Two additional experiments were conducted in a pilot study to determine the effect of boiling (simmering in salted water to serving temperature) and frying on residual nitrite levels in the sausage products. Five pork/beef grill sausages were heated in water for 10 min at 75 ± 1°C. After simmering, all samples were blotted to remove excess water, homogenised and analysed. Six pork/beef grill sausages from another pack were fried in maize oil. After frying, the samples were allowed to cool, drained on absorbent paper, homogenised and analysed for nitrite. As control samples, two packages of pork/beef sausage were homogenised separately and analysed for nitrite. The tap water used in the boiling study was cooled and the nitrite content before and after cooking was also determined.

Chemical analysis

In order to determine the effect of depletion of nitrite on exposure estimates, all samples were analysed for nitrite using a spectrophotometric method based on the sensitive and widely used diazotisation-coupling Griess reaction (NMKL 2013). In this, nitrite is determined by diazotising with sulphanilamide and coupling with N-(1-naphthyl)-ethylenediamine di-hydrochloride to form a highly coloured azo dye that is measured at 540 nm. It has been demonstrated in our laboratory at NFA that the use of the Griess reaction provides more reliable results in determination of low concentrations of nitrate and nitrite ions in meat products than the available HPLC techniques (European Committee for Standardization 2005). Thus, several analyses in parallel of meat products showed that the HPLC-UV method was not able to detect or measure lower concentrations of residual nitrate/nitrite than the spectrophotometric method (Merino 2009).

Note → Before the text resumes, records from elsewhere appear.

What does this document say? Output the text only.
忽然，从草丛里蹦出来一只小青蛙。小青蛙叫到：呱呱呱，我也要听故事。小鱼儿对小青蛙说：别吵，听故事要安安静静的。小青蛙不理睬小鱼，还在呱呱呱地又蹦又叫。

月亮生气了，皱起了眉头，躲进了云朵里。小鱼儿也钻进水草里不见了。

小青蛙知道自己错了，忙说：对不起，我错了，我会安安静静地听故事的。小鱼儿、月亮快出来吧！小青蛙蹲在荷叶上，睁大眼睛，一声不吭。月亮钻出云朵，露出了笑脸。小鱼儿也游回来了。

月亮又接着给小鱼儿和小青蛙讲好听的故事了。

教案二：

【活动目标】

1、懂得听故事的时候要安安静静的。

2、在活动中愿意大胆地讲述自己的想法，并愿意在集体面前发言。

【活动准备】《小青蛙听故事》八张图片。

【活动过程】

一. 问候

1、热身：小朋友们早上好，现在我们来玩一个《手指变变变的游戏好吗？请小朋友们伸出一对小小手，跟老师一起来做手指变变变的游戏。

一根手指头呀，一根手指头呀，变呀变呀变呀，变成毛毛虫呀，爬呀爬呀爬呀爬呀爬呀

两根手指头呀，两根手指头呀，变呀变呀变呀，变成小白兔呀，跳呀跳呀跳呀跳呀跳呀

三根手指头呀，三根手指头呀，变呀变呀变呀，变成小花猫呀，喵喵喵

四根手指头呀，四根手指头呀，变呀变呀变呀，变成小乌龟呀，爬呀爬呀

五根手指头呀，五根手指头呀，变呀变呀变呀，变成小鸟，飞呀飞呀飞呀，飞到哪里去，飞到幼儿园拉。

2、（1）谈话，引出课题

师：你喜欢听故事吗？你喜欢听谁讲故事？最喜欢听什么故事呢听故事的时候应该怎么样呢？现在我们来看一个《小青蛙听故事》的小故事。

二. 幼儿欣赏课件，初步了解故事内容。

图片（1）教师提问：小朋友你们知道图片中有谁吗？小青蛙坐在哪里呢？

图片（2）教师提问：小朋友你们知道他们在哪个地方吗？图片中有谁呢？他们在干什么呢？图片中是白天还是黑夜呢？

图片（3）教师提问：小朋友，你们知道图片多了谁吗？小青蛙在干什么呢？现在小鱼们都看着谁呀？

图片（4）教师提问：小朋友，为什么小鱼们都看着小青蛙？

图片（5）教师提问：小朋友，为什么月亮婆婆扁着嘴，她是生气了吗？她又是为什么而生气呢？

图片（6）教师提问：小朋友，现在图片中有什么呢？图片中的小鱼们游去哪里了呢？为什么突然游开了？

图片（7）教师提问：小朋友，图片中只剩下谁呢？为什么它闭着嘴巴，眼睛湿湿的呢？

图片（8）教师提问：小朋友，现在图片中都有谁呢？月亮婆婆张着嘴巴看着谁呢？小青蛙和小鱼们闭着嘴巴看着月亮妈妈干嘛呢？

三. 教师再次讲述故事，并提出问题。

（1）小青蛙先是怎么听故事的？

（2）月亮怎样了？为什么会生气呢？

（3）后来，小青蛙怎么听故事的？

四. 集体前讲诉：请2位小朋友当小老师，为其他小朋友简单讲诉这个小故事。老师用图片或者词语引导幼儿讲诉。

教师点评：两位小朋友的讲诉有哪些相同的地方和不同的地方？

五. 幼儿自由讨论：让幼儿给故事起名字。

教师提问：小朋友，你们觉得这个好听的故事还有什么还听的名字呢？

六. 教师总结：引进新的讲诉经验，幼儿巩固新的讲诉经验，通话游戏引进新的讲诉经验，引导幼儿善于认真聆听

Duplicate analyses were carried out to estimate the within- and between-sample precision of the results. The combined relative uncertainty for meat products, calculated as the sum of intermediate precision and the uncertainty of recovery within the validation study, was 2.6%. The study followed the recommended internal quality control procedure, including successful participation in proficiency testing.

Intake calculations

The intake scenario in this paper is based on NFA’s earlier Swedish national dietary survey on children, performed in 2003 (Enghardt Barbieri et al. 2003; Larsson et al. 2011). As our aim was to study the most sensitive consumer group we used data on 4-year-old children. Data from that survey (n = 590; mean weight = 18.2 kg), and specifically their individual intake of nitrite-containing processed meat, were used. However, we replaced actual consumption of all types of processed meat with either pork/beef sausage consumption, or chicken sausage consumption, in both cases using the levels measured in the present study. Moreover, different factors (0%, 5% and 20%) for endogenous conversion of nitrate to nitrite (from vegetables, fruit and drinking water) were also added to the children’s total nitrite intakes, which were given as median and 95th percentile values.

Results

The decrease in nitrite levels as a function of time after addition of NaNO₂ to the meat products studied is shown in Figure 1. Already at 24 h after the addition of nitrite to lunch chicken sausage, grill chicken sausage, pork/beef sausage and liver paté, the nitrite levels had decreased to approximately 55%, 45%, 35% and 15% of the initial level, respectively. However, the decline in added nitrite was less pronounced in chicken sausage than in pork/beef sausage and liver paté, so that at the use-by date the nitrite levels were still approximately 40% in chicken lunch sausage and 15% in chicken grill sausage (Figure 1). A noteworthy feature was that the accepted storage period (until use-by date is reached) was almost twice as long for chicken sausage (48 days) as for pork/beef sausage (28 days). In fact, on applying the accepted period for chicken sausage, there was almost no nitrite left in the pork/beef sausage after 48 days.

The results of the pilot study showed that boiling did not alter the residual nitrite level at all (data not shown). However, frying decreased the mean nitrite level from 11 to 5.6 mg kg^–1, i.e., to approximately 50% of the initial level. This decrease did not appear to be related to the weight loss of the fried samples. Hence, it could be attributable to formation of unknown nitrogen-containing compounds, an issue that would require further research. The residual nitrite level in the assays was 11 mg kg⁻¹ or less. Consequently, even though frying significantly affected the level of residual nitrite, it had a minor influence on the estimated total dietary intake of nitrite.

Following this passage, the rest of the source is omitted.